O processo fora instaurado por três requerentes. Argumentavam que um Brexit duro poria em causa os acordos entre o Reino Unido e a Irlanda que estão na base da pacificação da Irlanda do Norte, sobretudo no tocante à colaboração transfronteiriça. A região foi assolada por um conflito sangrento entre católicos (defensores da reunificação das Irlandas) e protestantes (unionistas, isto é, partidários da ligação ao Reino Unido) que só terminou em 1998, com o Acordo de Sexta-feira Santa.
Segundo o juiz Bernard McCloskey, o assunto de sair ou não da UE e, saindo, fazê-lo com ou sem acordo é “inerentemente e inconfundivelmente político”, sendo as divergências de opinião, “alegações e contra-alegações, afirmações e contra-afirmações” parte normal da disputa nessa esfera.

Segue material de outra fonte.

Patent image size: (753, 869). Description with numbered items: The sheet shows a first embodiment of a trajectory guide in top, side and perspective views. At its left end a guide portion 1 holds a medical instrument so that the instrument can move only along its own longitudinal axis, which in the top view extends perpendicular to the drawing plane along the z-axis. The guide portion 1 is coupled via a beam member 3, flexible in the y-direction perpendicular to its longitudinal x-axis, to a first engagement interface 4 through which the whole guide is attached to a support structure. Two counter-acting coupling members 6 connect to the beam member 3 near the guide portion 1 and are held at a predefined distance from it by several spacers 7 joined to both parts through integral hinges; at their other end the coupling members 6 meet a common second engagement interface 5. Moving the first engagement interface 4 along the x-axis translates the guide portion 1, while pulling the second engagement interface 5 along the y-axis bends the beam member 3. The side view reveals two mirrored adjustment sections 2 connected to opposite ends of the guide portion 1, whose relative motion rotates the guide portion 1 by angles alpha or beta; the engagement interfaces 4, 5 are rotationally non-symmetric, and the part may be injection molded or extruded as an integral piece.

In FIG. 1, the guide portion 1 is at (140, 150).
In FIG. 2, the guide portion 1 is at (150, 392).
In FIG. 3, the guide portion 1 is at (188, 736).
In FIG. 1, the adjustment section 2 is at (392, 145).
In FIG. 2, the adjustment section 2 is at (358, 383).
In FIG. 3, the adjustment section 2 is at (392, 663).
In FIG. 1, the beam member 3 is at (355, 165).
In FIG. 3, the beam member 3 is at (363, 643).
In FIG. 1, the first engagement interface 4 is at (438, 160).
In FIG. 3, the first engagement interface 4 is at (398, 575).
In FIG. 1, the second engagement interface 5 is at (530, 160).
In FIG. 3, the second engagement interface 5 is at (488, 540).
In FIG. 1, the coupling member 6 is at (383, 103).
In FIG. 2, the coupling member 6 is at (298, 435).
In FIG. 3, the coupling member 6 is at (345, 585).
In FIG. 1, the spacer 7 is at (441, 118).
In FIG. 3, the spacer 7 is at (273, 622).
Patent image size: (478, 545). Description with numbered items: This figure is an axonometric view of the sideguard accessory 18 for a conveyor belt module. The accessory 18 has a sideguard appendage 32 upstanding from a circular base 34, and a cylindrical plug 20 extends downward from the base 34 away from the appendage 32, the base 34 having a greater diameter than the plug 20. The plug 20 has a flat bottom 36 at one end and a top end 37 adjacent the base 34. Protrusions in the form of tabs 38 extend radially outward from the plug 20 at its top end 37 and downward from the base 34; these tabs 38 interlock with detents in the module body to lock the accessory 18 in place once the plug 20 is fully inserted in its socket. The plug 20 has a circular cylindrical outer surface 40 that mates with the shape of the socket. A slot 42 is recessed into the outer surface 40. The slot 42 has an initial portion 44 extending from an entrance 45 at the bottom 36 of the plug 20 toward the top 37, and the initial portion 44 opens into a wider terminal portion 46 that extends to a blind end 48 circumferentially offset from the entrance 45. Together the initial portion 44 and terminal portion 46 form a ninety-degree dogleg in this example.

São mesmo, acrescenta o magistrado, “a própria essência do que é aceite e permitido numa sociedade democrática”.
A ação judicial foi interposta pelo ativista Raymond McCord, que perdeu um filho nessa guerra, assassinado por paramilitares unionistas em 1997; por Jamie Waring, da organização de defesa dos direitos cívicos Comité para a Administração da Justiça; e por um cidadão anónimo.
A haver recurso, será decidido na sexta-feira. Isto permite que, caso assim entenda, o Supremo Tribunal do Reino Unido inclua este processo na apreciação que fará, a partir de terça-feira, 17 de setembro, de outros dois processos apreciados na Escócia e em Inglaterra a respeito do Brexit.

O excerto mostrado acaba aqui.